Reasonableness under UCTA?
The claimant's case was that the clause failed the reasonableness test under UCTA. It identified a number of factors that it suggested lent themselves to a finding that the exclusion clause was unreasonable (including the relative sizes of the parties' businesses and the impact of the clause, given the nature of the claimant's business) and a number of factors that it said required further exploration (including whether similar clauses were used by other banks, and the availability of insurance).
Whilst acknowledging that, in an appropriate case, a challenge to the reasonableness of a contract term under UCTA might be capable of summary judgment, HHJ Hodge noted that, given the fact-sensitive nature of a challenge to an exclusion clause, cases where summary judgment is granted are likely to be extremely rare. He concluded in the present case that there were obvious matters that required further investigation which could only be considered at trial. Accordingly, the bank had not discharged the burden of demonstrating that the claimant had no real prospect of successfully challenging the assertion that the exclusion clause was unreasonable.
Security for Costs
In relation to security for costs, the claimant accepted that there was reason to believe it would be unable to pay the defendant's costs if ordered to do so.

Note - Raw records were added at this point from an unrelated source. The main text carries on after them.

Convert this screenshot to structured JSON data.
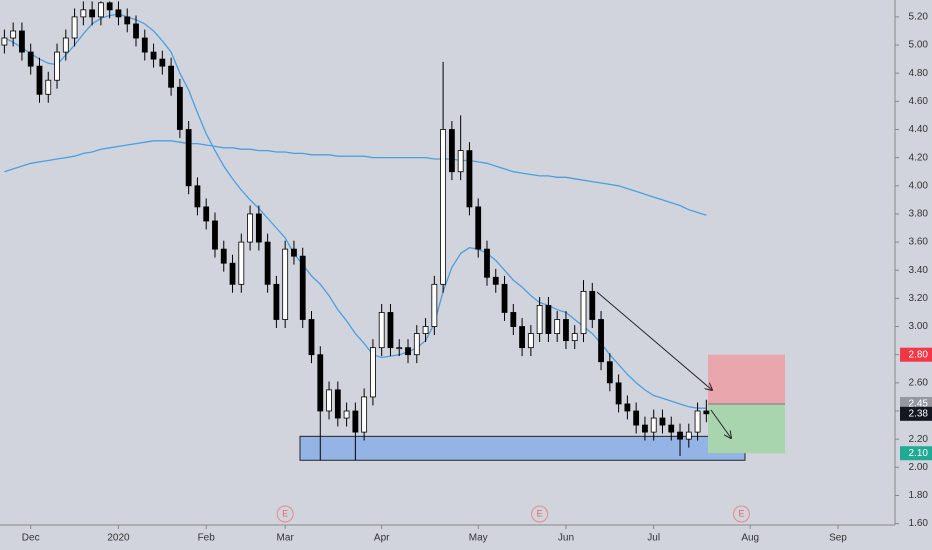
{
  "chart_data": {
    "type": "candlestick",
    "categories": [
      null,
      null,
      null,
      "Dec",
      null,
      null,
      null,
      null,
      null,
      null,
      null,
      null,
      null,
      "2020",
      null,
      null,
      null,
      null,
      null,
      null,
      null,
      null,
      null,
      "Feb",
      null,
      null,
      null,
      null,
      null,
      null,
      null,
      null,
      "Mar",
      null,
      null,
      null,
      null,
      null,
      null,
      null,
      null,
      null,
      null,
      "Apr",
      null,
      null,
      null,
      null,
      null,
      null,
      null,
      null,
      null,
      null,
      "May",
      null,
      null,
      null,
      null,
      null,
      null,
      null,
      null,
      null,
      "Jun",
      null,
      null,
      null,
      null,
      null,
      null,
      null,
      null,
      null,
      "Jul",
      null,
      null,
      null,
      null,
      null,
      null,
      null,
      null,
      null,
      null,
      "Aug",
      null,
      null,
      null,
      null,
      null,
      null,
      null,
      null,
      null,
      "Sep",
      null,
      null,
      null,
      null,
      null,
      null
    ],
    "open": [
      5.0,
      5.05,
      5.1,
      4.95,
      4.85,
      4.65,
      4.75,
      4.95,
      5.05,
      5.2,
      5.25,
      5.2,
      5.3,
      5.25,
      5.2,
      5.15,
      5.05,
      4.95,
      4.9,
      4.85,
      4.7,
      4.4,
      4.0,
      3.85,
      3.75,
      3.55,
      3.45,
      3.3,
      3.6,
      3.8,
      3.6,
      3.3,
      3.05,
      3.55,
      3.5,
      3.05,
      2.8,
      2.4,
      2.55,
      2.35,
      2.4,
      2.25,
      2.5,
      2.85,
      3.1,
      2.85,
      2.85,
      2.8,
      2.95,
      3.0,
      3.3,
      4.4,
      4.1,
      4.25,
      3.85,
      3.55,
      3.35,
      3.3,
      3.1,
      3.0,
      2.85,
      2.95,
      3.15,
      2.95,
      3.05,
      2.9,
      2.95,
      3.25,
      3.05,
      2.75,
      2.6,
      2.45,
      2.4,
      2.3,
      2.25,
      2.35,
      2.3,
      2.25,
      2.2,
      2.25,
      2.4,
      null,
      null,
      null,
      null,
      null,
      null,
      null,
      null,
      null,
      null,
      null,
      null,
      null,
      null,
      null,
      null,
      null,
      null,
      null,
      null,
      null
    ],
    "high": [
      5.11,
      5.16,
      5.16,
      5.01,
      4.91,
      4.81,
      5.01,
      5.11,
      5.26,
      5.31,
      5.31,
      5.31,
      5.31,
      5.31,
      5.26,
      5.21,
      5.11,
      5.01,
      4.96,
      4.91,
      4.76,
      4.46,
      4.06,
      3.91,
      3.81,
      3.61,
      3.51,
      3.66,
      3.86,
      3.86,
      3.66,
      3.36,
      3.61,
      3.61,
      3.56,
      3.11,
      2.86,
      2.61,
      2.61,
      2.46,
      2.46,
      2.56,
      2.91,
      3.16,
      3.16,
      2.91,
      2.91,
      3.01,
      3.06,
      3.36,
      4.88,
      4.46,
      4.5,
      4.31,
      3.91,
      3.61,
      3.41,
      3.36,
      3.16,
      3.06,
      3.01,
      3.21,
      3.21,
      3.11,
      3.11,
      3.01,
      3.33,
      3.31,
      3.11,
      2.81,
      2.66,
      2.51,
      2.46,
      2.36,
      2.41,
      2.41,
      2.36,
      2.31,
      2.31,
      2.46,
      2.48,
      null,
      null,
      null,
      null,
      null,
      null,
      null,
      null,
      null,
      null,
      null,
      null,
      null,
      null,
      null,
      null,
      null,
      null,
      null,
      null,
      null
    ],
    "low": [
      4.94,
      4.99,
      4.89,
      4.79,
      4.59,
      4.59,
      4.69,
      4.89,
      4.99,
      5.14,
      5.14,
      5.14,
      5.19,
      5.14,
      5.09,
      4.99,
      4.89,
      4.84,
      4.79,
      4.64,
      4.34,
      3.94,
      3.79,
      3.69,
      3.49,
      3.39,
      3.24,
      3.24,
      3.54,
      3.54,
      3.24,
      2.99,
      2.99,
      3.44,
      2.99,
      2.74,
      2.05,
      2.34,
      2.29,
      2.29,
      2.05,
      2.19,
      2.44,
      2.79,
      2.79,
      2.79,
      2.74,
      2.74,
      2.89,
      2.94,
      3.24,
      4.04,
      4.04,
      3.79,
      3.49,
      3.29,
      3.24,
      3.04,
      2.94,
      2.79,
      2.79,
      2.89,
      2.89,
      2.89,
      2.84,
      2.84,
      2.89,
      2.99,
      2.69,
      2.54,
      2.39,
      2.34,
      2.24,
      2.19,
      2.19,
      2.24,
      2.19,
      2.08,
      2.14,
      2.19,
      2.32,
      null,
      null,
      null,
      null,
      null,
      null,
      null,
      null,
      null,
      null,
      null,
      null,
      null,
      null,
      null,
      null,
      null,
      null,
      null,
      null,
      null
    ],
    "close": [
      5.05,
      5.1,
      4.95,
      4.85,
      4.65,
      4.75,
      4.95,
      5.05,
      5.2,
      5.25,
      5.2,
      5.3,
      5.25,
      5.2,
      5.15,
      5.05,
      4.95,
      4.9,
      4.85,
      4.7,
      4.4,
      4.0,
      3.85,
      3.75,
      3.55,
      3.45,
      3.3,
      3.6,
      3.8,
      3.6,
      3.3,
      3.05,
      3.55,
      3.5,
      3.05,
      2.8,
      2.4,
      2.55,
      2.35,
      2.4,
      2.25,
      2.5,
      2.85,
      3.1,
      2.85,
      2.85,
      2.8,
      2.95,
      3.0,
      3.3,
      4.4,
      4.1,
      4.25,
      3.85,
      3.55,
      3.35,
      3.3,
      3.1,
      3.0,
      2.85,
      2.95,
      3.15,
      2.95,
      3.05,
      2.9,
      2.95,
      3.25,
      3.05,
      2.75,
      2.6,
      2.45,
      2.4,
      2.3,
      2.25,
      2.35,
      2.3,
      2.25,
      2.2,
      2.25,
      2.4,
      2.38,
      null,
      null,
      null,
      null,
      null,
      null,
      null,
      null,
      null,
      null,
      null,
      null,
      null,
      null,
      null,
      null,
      null,
      null,
      null,
      null,
      null
    ],
    "up_color": "#ffffff",
    "down_color": "#000000",
    "lines": [
      {
        "color": "#4a9fe0",
        "values": [
          5.05,
          5.02,
          4.98,
          4.94,
          4.9,
          4.87,
          4.86,
          4.93,
          5.0,
          5.08,
          5.15,
          5.19,
          5.21,
          5.22,
          5.2,
          5.18,
          5.15,
          5.1,
          5.03,
          4.95,
          4.8,
          4.68,
          4.52,
          4.37,
          4.25,
          4.14,
          4.05,
          3.97,
          3.9,
          3.84,
          3.77,
          3.7,
          3.63,
          3.52,
          3.44,
          3.36,
          3.3,
          3.22,
          3.12,
          3.04,
          2.95,
          2.88,
          2.8,
          2.78,
          2.79,
          2.8,
          2.82,
          2.85,
          2.9,
          3.02,
          3.25,
          3.42,
          3.52,
          3.56,
          3.55,
          3.52,
          3.47,
          3.4,
          3.33,
          3.28,
          3.22,
          3.17,
          3.15,
          3.12,
          3.1,
          3.05,
          3.0,
          2.95,
          2.88,
          2.8,
          2.73,
          2.66,
          2.6,
          2.55,
          2.51,
          2.49,
          2.47,
          2.45,
          2.43,
          2.42,
          2.42,
          null,
          null,
          null,
          null,
          null,
          null,
          null,
          null,
          null,
          null,
          null,
          null,
          null,
          null,
          null,
          null,
          null,
          null,
          null,
          null,
          null
        ]
      },
      {
        "color": "#4a9fe0",
        "values": [
          4.1,
          4.12,
          4.14,
          4.16,
          4.17,
          4.18,
          4.19,
          4.2,
          4.21,
          4.23,
          4.24,
          4.26,
          4.27,
          4.28,
          4.29,
          4.3,
          4.31,
          4.32,
          4.32,
          4.32,
          4.31,
          4.3,
          4.3,
          4.29,
          4.28,
          4.27,
          4.27,
          4.26,
          4.26,
          4.25,
          4.25,
          4.24,
          4.24,
          4.23,
          4.23,
          4.22,
          4.22,
          4.22,
          4.21,
          4.21,
          4.21,
          4.21,
          4.2,
          4.2,
          4.2,
          4.2,
          4.2,
          4.2,
          4.2,
          4.19,
          4.19,
          4.19,
          4.18,
          4.18,
          4.17,
          4.16,
          4.14,
          4.12,
          4.1,
          4.09,
          4.08,
          4.07,
          4.07,
          4.06,
          4.06,
          4.05,
          4.04,
          4.03,
          4.02,
          4.01,
          4.0,
          3.98,
          3.96,
          3.94,
          3.92,
          3.9,
          3.88,
          3.86,
          3.83,
          3.81,
          3.79,
          null,
          null,
          null,
          null,
          null,
          null,
          null,
          null,
          null,
          null,
          null,
          null,
          null,
          null,
          null,
          null,
          null,
          null,
          null,
          null,
          null
        ]
      }
    ],
    "events": [
      null,
      null,
      null,
      null,
      null,
      null,
      null,
      null,
      null,
      null,
      null,
      null,
      null,
      null,
      null,
      null,
      null,
      null,
      null,
      null,
      null,
      null,
      null,
      null,
      null,
      null,
      null,
      null,
      null,
      null,
      null,
      null,
      "E",
      null,
      null,
      null,
      null,
      null,
      null,
      null,
      null,
      null,
      null,
      null,
      null,
      null,
      null,
      null,
      null,
      null,
      null,
      null,
      null,
      null,
      null,
      null,
      null,
      null,
      null,
      null,
      null,
      "E",
      null,
      null,
      null,
      null,
      null,
      null,
      null,
      null,
      null,
      null,
      null,
      null,
      null,
      null,
      null,
      null,
      null,
      null,
      null,
      null,
      null,
      null,
      "E",
      null,
      null,
      null,
      null,
      null,
      null,
      null,
      null,
      null,
      null,
      null,
      null,
      null,
      null,
      null,
      null,
      null
    ],
    "zone": [
      2.05,
      2.22
    ],
    "stop": {
      "value": 2.8,
      "label": "2.80"
    },
    "entry": {
      "value": 2.45,
      "label": "2.45"
    },
    "last": {
      "value": 2.38,
      "label": "2.38"
    },
    "target": {
      "value": 2.1,
      "label": "2.10"
    },
    "ylim": [
      1.59,
      5.32
    ],
    "yticks": [
      {
        "value": 1.6,
        "label": "1.60"
      },
      {
        "value": 1.8,
        "label": "1.80"
      },
      {
        "value": 2,
        "label": "2.00"
      },
      {
        "value": 2.2,
        "label": "2.20"
      },
      {
        "value": 2.4,
        "label": "2.40"
      },
      {
        "value": 2.6,
        "label": "2.60"
      },
      {
        "value": 2.8,
        "label": "2.80"
      },
      {
        "value": 3,
        "label": "3.00"
      },
      {
        "value": 3.2,
        "label": "3.20"
      },
      {
        "value": 3.4,
        "label": "3.40"
      },
      {
        "value": 3.6,
        "label": "3.60"
      },
      {
        "value": 3.8,
        "label": "3.80"
      },
      {
        "value": 4,
        "label": "4.00"
      },
      {
        "value": 4.2,
        "label": "4.20"
      },
      {
        "value": 4.4,
        "label": "4.40"
      },
      {
        "value": 4.6,
        "label": "4.60"
      },
      {
        "value": 4.8,
        "label": "4.80"
      },
      {
        "value": 5,
        "label": "5.00"
      },
      {
        "value": 5.2,
        "label": "5.20"
      }
    ]
  }
}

However, it submitted that the court should exercise its discretion against the bank's application, including because: firstly, it was the defendant's breach which led to the collapse of the claimant's business; and, second, the claimant could not pay security and so the effect of any such order would be to stifle the claim and deny the claimant access to justice.
The court rejected these submissions. It noted that the claimant's accounts showed it was not making any money before the safeguard review process started. It did not therefore accept that the claimant's financial situation was the result of the bank's conduct.
The court considered that the critical factor justifying an order for security for costs was that the present case had been brought primarily for the benefit of the US third parties, in order to enable the claimant to satisfy its legal liabilities towards them. There was no evidence of the financial standing of these companies, or of any approach to them to fund the litigation. In circumstances where they stood to gain from it, it was reasonable to expect them to fund it.
As such, the court considered it "just" to order security for costs on the premise that "stifling" would only occur if the US parties declined to fund the litigation and, if they did decline, fairness to the bank dictated that the claim should not proceed to trial.